Jim Lane Biofuels Digest — October 13, 2009
In Washington, the U.S. Secretary of Energy, Dr. Steven Chu, broke with Obama administration renewable energy policy, telling stunned alternative energy developers at a recent meeting on alternative fuels that “if it were up to me, I would put every cent into electric cars.”
The Department of Energy has closed $1 billion this year in loan guarantees for all-electric luxury sports cars while releasing less than $20,000 as of last month in ARRA funds for biofuels, according to previous reports in the Digest.
Meanwhile, the global aviation industry, which has set a target of 3 billion gallons of aviation biofuels by 2020, has begun an historic shift in focus to Chinese leadership in biofuels capacity development, with Air New Zealand CEO Rob Fyfe traveling to Hong Kong to blast global leaders for investing “enormous resources the world over in debating climate change regulatory frameworks and yet failing to take even the most basic steps to actually reduce emissions.”
In related news, Boeing confirmed that it has commenced talks with the Chinese Academy of Sciences and “several Chinese universities” about a potential development of low-carbon aviation biofuels. CCTV is reporting that near-term opportunities for collaboration between Boeing and China’s alternative energy industry could focus on jatropha development in Yunnan, Sichuan and Guizhou provinces and the Guangxi Zhuang autonomous region. According to Xinhua News Agency, China is projecting “13 million hectares of biofuel plantations by 2020,” primarily to meet increased internal energy needs.
A meeting of leading biofuels scientists in Beijing this fall will provide advice to Chinese ministries preparing for an upcoming state visit by U.S. President Barack Obama, with energy issues reported to be high on the agenda for the summit meeting. The U.S. President, whose official policy calls for strong investments in solar, wind, and biomass as well as electric car infrastructure, and whose administration is the largest shareholder in the largest U.S. maker of flex-fuel vehicles (General Motors), will head to China with his energy message in potential disarray.

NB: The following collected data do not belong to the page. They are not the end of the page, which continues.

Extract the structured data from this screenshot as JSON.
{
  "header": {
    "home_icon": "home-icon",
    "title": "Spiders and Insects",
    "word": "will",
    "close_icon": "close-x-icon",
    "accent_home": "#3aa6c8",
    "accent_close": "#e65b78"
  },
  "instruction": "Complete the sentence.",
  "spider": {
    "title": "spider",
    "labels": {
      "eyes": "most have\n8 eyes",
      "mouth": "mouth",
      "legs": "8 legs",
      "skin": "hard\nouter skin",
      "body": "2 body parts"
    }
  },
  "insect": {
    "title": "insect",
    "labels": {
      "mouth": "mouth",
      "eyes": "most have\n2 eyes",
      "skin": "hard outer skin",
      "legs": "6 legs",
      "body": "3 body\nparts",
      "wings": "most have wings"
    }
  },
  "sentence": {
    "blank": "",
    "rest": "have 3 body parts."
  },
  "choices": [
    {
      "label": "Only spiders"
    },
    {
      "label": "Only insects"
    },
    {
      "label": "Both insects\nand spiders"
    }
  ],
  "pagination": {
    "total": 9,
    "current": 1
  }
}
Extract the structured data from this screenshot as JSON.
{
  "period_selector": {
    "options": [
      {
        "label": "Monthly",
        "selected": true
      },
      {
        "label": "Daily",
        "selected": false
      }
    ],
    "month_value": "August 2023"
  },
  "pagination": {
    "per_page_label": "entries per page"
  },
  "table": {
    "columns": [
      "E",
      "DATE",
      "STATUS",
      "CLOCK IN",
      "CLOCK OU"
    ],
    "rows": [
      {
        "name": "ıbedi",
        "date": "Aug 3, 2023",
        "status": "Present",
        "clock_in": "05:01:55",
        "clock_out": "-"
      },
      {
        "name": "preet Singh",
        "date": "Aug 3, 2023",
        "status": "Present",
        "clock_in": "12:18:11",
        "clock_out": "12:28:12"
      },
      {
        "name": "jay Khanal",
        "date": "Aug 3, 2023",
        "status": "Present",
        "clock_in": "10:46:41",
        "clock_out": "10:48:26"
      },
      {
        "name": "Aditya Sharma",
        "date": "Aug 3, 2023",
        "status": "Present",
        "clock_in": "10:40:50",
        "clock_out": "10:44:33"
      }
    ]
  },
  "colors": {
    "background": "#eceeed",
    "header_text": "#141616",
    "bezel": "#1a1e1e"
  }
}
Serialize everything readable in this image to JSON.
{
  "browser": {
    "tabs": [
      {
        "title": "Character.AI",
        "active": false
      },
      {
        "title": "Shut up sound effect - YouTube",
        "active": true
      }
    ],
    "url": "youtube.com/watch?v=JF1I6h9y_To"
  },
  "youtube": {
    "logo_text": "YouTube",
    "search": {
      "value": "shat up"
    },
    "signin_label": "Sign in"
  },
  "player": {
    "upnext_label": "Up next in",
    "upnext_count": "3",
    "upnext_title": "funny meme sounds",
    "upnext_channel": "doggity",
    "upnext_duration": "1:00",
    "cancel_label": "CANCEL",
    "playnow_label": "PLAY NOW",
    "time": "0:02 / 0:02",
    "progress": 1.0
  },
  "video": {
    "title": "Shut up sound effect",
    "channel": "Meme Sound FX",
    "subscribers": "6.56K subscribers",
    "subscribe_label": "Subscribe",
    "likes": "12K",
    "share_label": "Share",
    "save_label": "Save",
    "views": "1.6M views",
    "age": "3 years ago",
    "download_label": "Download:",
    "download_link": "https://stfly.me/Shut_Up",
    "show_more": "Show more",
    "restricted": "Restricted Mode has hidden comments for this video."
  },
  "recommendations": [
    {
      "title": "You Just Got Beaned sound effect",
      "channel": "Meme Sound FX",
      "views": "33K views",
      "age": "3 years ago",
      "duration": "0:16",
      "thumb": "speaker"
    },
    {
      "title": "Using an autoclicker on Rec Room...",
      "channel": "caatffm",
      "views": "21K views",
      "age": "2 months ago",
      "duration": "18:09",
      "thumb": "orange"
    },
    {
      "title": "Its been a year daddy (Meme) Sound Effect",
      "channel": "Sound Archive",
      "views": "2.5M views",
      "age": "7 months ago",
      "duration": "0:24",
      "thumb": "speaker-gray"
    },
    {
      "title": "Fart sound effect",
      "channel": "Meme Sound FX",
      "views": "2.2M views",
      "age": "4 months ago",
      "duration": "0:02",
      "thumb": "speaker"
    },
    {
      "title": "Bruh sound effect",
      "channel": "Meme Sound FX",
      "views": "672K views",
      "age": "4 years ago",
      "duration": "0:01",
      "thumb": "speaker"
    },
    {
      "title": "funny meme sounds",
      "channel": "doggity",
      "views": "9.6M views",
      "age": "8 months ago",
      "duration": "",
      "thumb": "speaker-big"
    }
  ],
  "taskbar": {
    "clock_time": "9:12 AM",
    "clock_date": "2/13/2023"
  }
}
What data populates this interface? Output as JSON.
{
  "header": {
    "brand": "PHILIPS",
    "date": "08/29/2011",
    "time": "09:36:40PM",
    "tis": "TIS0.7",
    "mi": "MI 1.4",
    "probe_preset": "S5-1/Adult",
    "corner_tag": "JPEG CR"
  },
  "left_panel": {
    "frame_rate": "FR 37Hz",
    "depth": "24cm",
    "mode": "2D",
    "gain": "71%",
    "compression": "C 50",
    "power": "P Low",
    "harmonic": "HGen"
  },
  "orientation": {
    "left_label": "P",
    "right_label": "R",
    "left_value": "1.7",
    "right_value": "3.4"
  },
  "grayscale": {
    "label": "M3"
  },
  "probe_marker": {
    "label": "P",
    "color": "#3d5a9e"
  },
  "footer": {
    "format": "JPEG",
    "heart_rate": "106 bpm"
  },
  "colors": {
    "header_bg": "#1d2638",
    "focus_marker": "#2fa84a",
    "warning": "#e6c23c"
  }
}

Both aviation and biofuels industry leaders have expressed concern that the capacity to manufacture the advanced drop-in biofuels, along timelines required by the aviation industry and emissions policy, will require state intervention, and according to energy lobbyist Curt Rich, “no biofuels project is going to get a DOE loan guarantee based on the current DOE interpretation of U.S. energy policy.”
“Policy discussions and the hand-wringing over agreeing to emission reduction targets are interminable and they are distracting us from the far more important focus of taking action,” charged Air New Zealand CEO Fyfe,” referring to a global problem rather than merely the U.S. energy policy implosion. “This is simply a travesty. To my mind, the UN climate change discussions amplify all that is wrong with global politics. Whether under the Framework Convention on Climate Change, ICAO or elsewhere—it’s the same procrastination; multiple conferences of many thousands; turgid presentations and inequitable albeit politically acceptable backroom deals determining the shape of unwieldy global agreements at a glacial pace.”
Frye added: “I am very happy to see a price on carbon—it should be applied equitably across geographies; uniformly across all industry sectors; and it should incentivize improvement and investment in new green technologies rather than simply penalize all activity. I look forward to the day when we all stop protecting our respective butts in the endless policy debates and start focusing, globally, on concerted action.”
The remarks highlighted increased frustration among biofuels stakeholders at the pace of fuel development, and stakeholders have said that the lack of a constructive, stable carbon policy is the single most important inhibitor in the development of alternative fuels.